Von Jan H. Schubert

Geesthacht.
Mittwochnacht, 1.30 Uhr. Die Polizei wird in ein Wohngebiet gerufen. Mal wieder wegen Lärms. Nachbarn haben sich über einen Störenfried beschwert, weil dieser zur Schlafenszeit seine Musik laut aufgedreht hat. Die Beamten müssen den Unbelehrbaren noch mehrfach in dieser Nacht aufsuchen - am Ende nehmen sie seine Musikanlage mit.

Üblicher Polizeialltag im beschaulichen Geesthacht. Partykrach, laute Musik, Gröl-Arien, sogar Sex im Freien - die Bandbreite der Belästigung ist groß. "Subjektiv betrachtet haben sich die Ruhestörungen in den vergangenen Jahren gehäuft", sagen der stellvertretende Polizeichef Jürgen Hellwig und Timo Peters vom Geesthachter Ordnungsamt. Die Jahre 2013 bis 2015 lagen statistisch, was die Anzahl der Ruhestörungen angeht, auf deutlich höherem Niveau als jemals zuvor. Bis jeweils Mitte August wurden 200 Fälle (2014) beziehungsweise 170 Fälle (2013 und 2015) verzeichnet.

Sind Geesthachts Bürger rüpeliger geworden? Nicht nur: "Auch das Empfinden der Leute hat sich verändert. Sie sind sensibler, anzeigewilliger geworden", berichtet Hellwig, und: "Je unentspannter die allgemeine Lebenssituation des Einzelnen ist, desto stärker fühlt man sich dann im Privaten belästigt." Dass die Probleme mit dem Lärmenden nebenan nicht im gemeinsamen Gespräch geklärt würden, geschehe möglicherweise aus Angst. "Wir müssen schon einen Grund sehen, den Einsatz zu fahren. Angst vor dem Ruhestörer wird am häufigsten genannt", sagt Hellwig.

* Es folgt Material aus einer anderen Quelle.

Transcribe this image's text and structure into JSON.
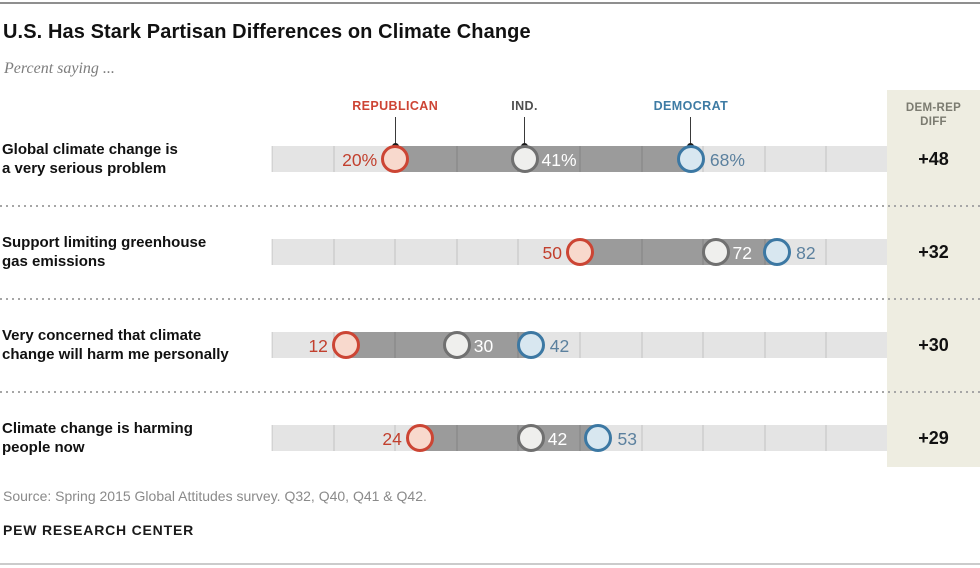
{
  "header": {
    "title": "U.S. Has Stark Partisan Differences on Climate Change",
    "subtitle": "Percent saying ..."
  },
  "legend": [
    {
      "key": "rep",
      "label": "REPUBLICAN",
      "color": "#cd4434"
    },
    {
      "key": "ind",
      "label": "IND.",
      "color": "#4f4f4f"
    },
    {
      "key": "dem",
      "label": "DEMOCRAT",
      "color": "#3e7ba4"
    }
  ],
  "diff_panel": {
    "header_line1": "DEM-REP",
    "header_line2": "DIFF"
  },
  "chart_data": {
    "type": "dot-plot",
    "series_names": [
      "Republican",
      "Independent",
      "Democrat"
    ],
    "axis": {
      "min": 0,
      "max": 100,
      "tick_interval": 10,
      "grid": true
    },
    "rows": [
      {
        "label_lines": [
          "Global climate change is",
          "a very serious problem"
        ],
        "rep": 20,
        "ind": 41,
        "dem": 68,
        "rep_text": "20%",
        "ind_text": "41%",
        "dem_text": "68%",
        "diff": "+48"
      },
      {
        "label_lines": [
          "Support limiting greenhouse",
          "gas emissions"
        ],
        "rep": 50,
        "ind": 72,
        "dem": 82,
        "rep_text": "50",
        "ind_text": "72",
        "dem_text": "82",
        "diff": "+32"
      },
      {
        "label_lines": [
          "Very concerned that climate",
          "change will harm me personally"
        ],
        "rep": 12,
        "ind": 30,
        "dem": 42,
        "rep_text": "12",
        "ind_text": "30",
        "dem_text": "42",
        "diff": "+30"
      },
      {
        "label_lines": [
          "Climate change is harming",
          "people now"
        ],
        "rep": 24,
        "ind": 42,
        "dem": 53,
        "rep_text": "24",
        "ind_text": "42",
        "dem_text": "53",
        "diff": "+29"
      }
    ]
  },
  "colors": {
    "track": "#e4e4e4",
    "range_bar": "#9b9b9b",
    "rep_stroke": "#cc4534",
    "rep_fill": "#f8d9cd",
    "rep_value_text": "#c2402e",
    "ind_stroke": "#707070",
    "ind_fill": "#efefed",
    "ind_value_text": "#ffffff",
    "dem_stroke": "#3c78a3",
    "dem_fill": "#d8e7f0",
    "dem_value_text": "#5b809e",
    "panel_bg": "#eeede1"
  },
  "footer": {
    "source": "Source: Spring 2015 Global Attitudes survey. Q32, Q40, Q41 & Q42.",
    "brand": "PEW RESEARCH CENTER"
  }
}
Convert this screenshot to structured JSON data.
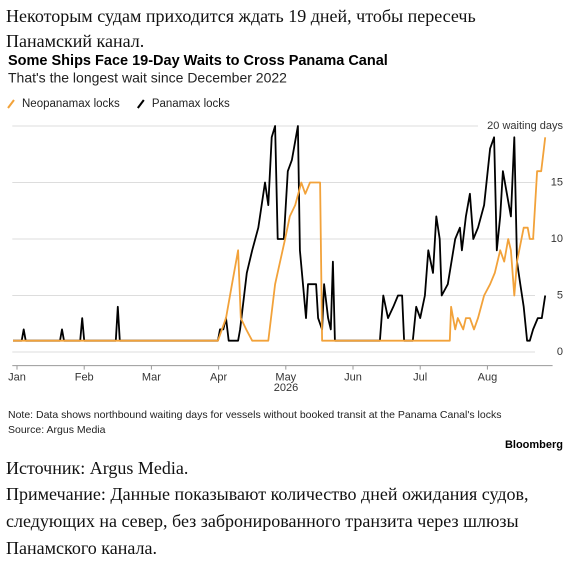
{
  "header": {
    "text": "Некоторым судам приходится ждать 19 дней, чтобы пересечь Панамский канал."
  },
  "chart_data": {
    "type": "line",
    "title": "Some Ships Face 19-Day Waits to Cross Panama Canal",
    "subtitle": "That's the longest wait since December 2022",
    "xlabel": "2026",
    "note": "Note: Data shows northbound waiting days for vessels without booked transit at the Panama Canal's locks",
    "source": "Source: Argus Media",
    "credit": "Bloomberg",
    "xlim": [
      0.93,
      8.97
    ],
    "xticks": [
      {
        "value": 1,
        "label": "Jan"
      },
      {
        "value": 2,
        "label": "Feb"
      },
      {
        "value": 3,
        "label": "Mar"
      },
      {
        "value": 4,
        "label": "Apr"
      },
      {
        "value": 5,
        "label": "May"
      },
      {
        "value": 6,
        "label": "Jun"
      },
      {
        "value": 7,
        "label": "Jul"
      },
      {
        "value": 8,
        "label": "Aug"
      }
    ],
    "ylim": [
      -1.2,
      20
    ],
    "yticks": [
      0,
      5,
      10,
      15,
      {
        "value": 20,
        "label": "20 waiting days"
      }
    ],
    "grid": true,
    "legend": "top-left",
    "series": [
      {
        "name": "Neopanamax locks",
        "color": "#f2a23a",
        "x": [
          0.94,
          3.99,
          4.11,
          4.2,
          4.29,
          4.33,
          4.41,
          4.5,
          4.74,
          4.84,
          4.99,
          5.06,
          5.14,
          5.23,
          5.29,
          5.36,
          5.51,
          5.54,
          7.44,
          7.46,
          7.52,
          7.56,
          7.64,
          7.68,
          7.74,
          7.8,
          7.86,
          7.95,
          8.04,
          8.11,
          8.19,
          8.25,
          8.31,
          8.35,
          8.4,
          8.44,
          8.54,
          8.6,
          8.63,
          8.68,
          8.74,
          8.8,
          8.84,
          8.86
        ],
        "values": [
          1,
          1,
          3,
          6,
          9,
          3,
          2,
          1,
          1,
          6,
          10,
          12,
          13,
          15,
          14,
          15,
          15,
          1,
          1,
          4,
          2,
          3,
          2,
          3,
          3,
          2,
          3,
          5,
          6,
          7,
          9,
          8,
          10,
          9,
          5,
          8,
          11,
          11,
          10,
          10,
          16,
          16,
          18,
          19
        ]
      },
      {
        "name": "Panamax locks",
        "color": "#000000",
        "x": [
          0.94,
          1.07,
          1.1,
          1.13,
          1.64,
          1.67,
          1.7,
          1.94,
          1.97,
          2.0,
          2.47,
          2.5,
          2.53,
          3.99,
          4.02,
          4.07,
          4.11,
          4.15,
          4.29,
          4.32,
          4.42,
          4.5,
          4.59,
          4.69,
          4.74,
          4.79,
          4.84,
          4.88,
          4.97,
          5.03,
          5.09,
          5.15,
          5.18,
          5.21,
          5.27,
          5.3,
          5.33,
          5.45,
          5.48,
          5.54,
          5.57,
          5.63,
          5.67,
          5.7,
          5.73,
          6.4,
          6.45,
          6.52,
          6.6,
          6.67,
          6.73,
          6.76,
          6.89,
          6.94,
          7.0,
          7.07,
          7.12,
          7.19,
          7.24,
          7.29,
          7.32,
          7.41,
          7.52,
          7.59,
          7.62,
          7.68,
          7.74,
          7.79,
          7.86,
          7.95,
          8.04,
          8.1,
          8.14,
          8.19,
          8.23,
          8.29,
          8.35,
          8.4,
          8.44,
          8.49,
          8.54,
          8.59,
          8.63,
          8.68,
          8.75,
          8.81,
          8.86
        ],
        "values": [
          1,
          1,
          2,
          1,
          1,
          2,
          1,
          1,
          3,
          1,
          1,
          4,
          1,
          1,
          2,
          2,
          3,
          1,
          1,
          2,
          7,
          9,
          11,
          15,
          13,
          19,
          20,
          10,
          10,
          16,
          17,
          19,
          20,
          9,
          5,
          3,
          6,
          6,
          3,
          2,
          6,
          3,
          2,
          8,
          1,
          1,
          5,
          3,
          4,
          5,
          5,
          1,
          1,
          4,
          3,
          5,
          9,
          7,
          12,
          10,
          5,
          6,
          10,
          11,
          9,
          12,
          14,
          10,
          11,
          13,
          18,
          19,
          9,
          12,
          16,
          14,
          12,
          19,
          8,
          6,
          4,
          1,
          1,
          2,
          3,
          3,
          5
        ]
      }
    ]
  },
  "footer": {
    "source": "Источник: Argus Media.",
    "note": "Примечание: Данные показывают количество дней ожидания судов, следующих на север, без забронированного транзита через шлюзы Панамского канала."
  }
}
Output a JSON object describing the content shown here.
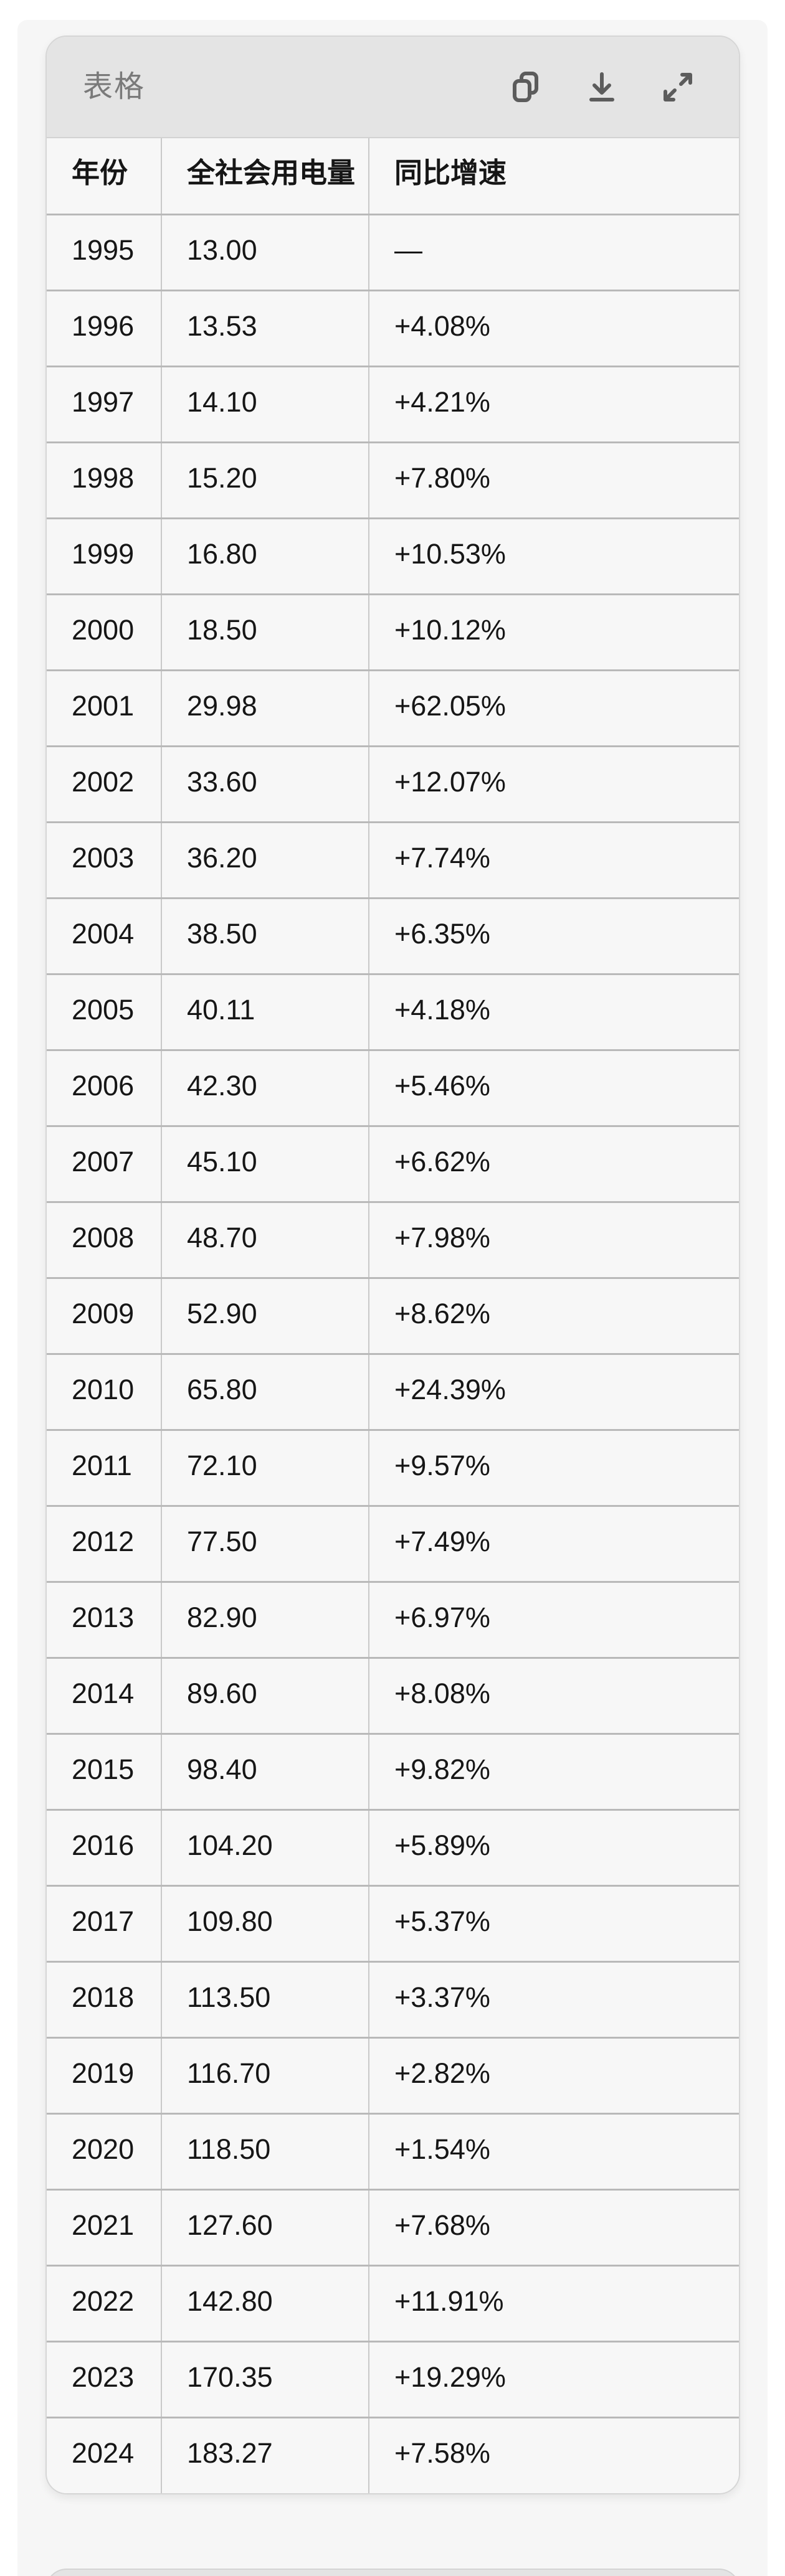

Ruhestörungen binden Einsatzkräfte mittlerweile über Stunden, gerade an Wochenenden. Hellwig: "Das ist schon sehr zeitintensiv, und diese Einsätze stellen eine relativ schwierige polizeiliche Situation dar. Wir wissen nie, was uns erwartet." Die Bandbreite reiche von aggressiven bis hin zu weinerlichen "Gastgebern", die nicht die Tür öffnen mögen.

Bei renitenten Unruhestiftern, die in mehreren Nächten unangenehm auffallen, arbeiten Polizei und Verwaltung eng zusammen. Sollte nach einer ersten mündlichen Verwarnung wieder etwas vorfallen, fällt dies in den Bereich der Ordnungswidrigkeit, und dann können Bußgelder ab 100 Euro verhängt werden. "Das kann bei Wiederholungstätern empfindlich werden, aber mehr als 300 Euro mussten wir bisher nicht erheben", sagt Timo Peters.

Schon im Vorfeld könne vermieden werden, dass überhaupt Streitigkeiten aufkommen: "Es hilft, vor einer Feier das Gespräch mit den Nachbarn zu suchen oder Aushänge zu machen", weiß Peters. Hellwig ergänzt: "Natürlich können wir keine Genehmigung zur Party erteilen. Manchmal hilft es, den Nachbarn mit einzuladen."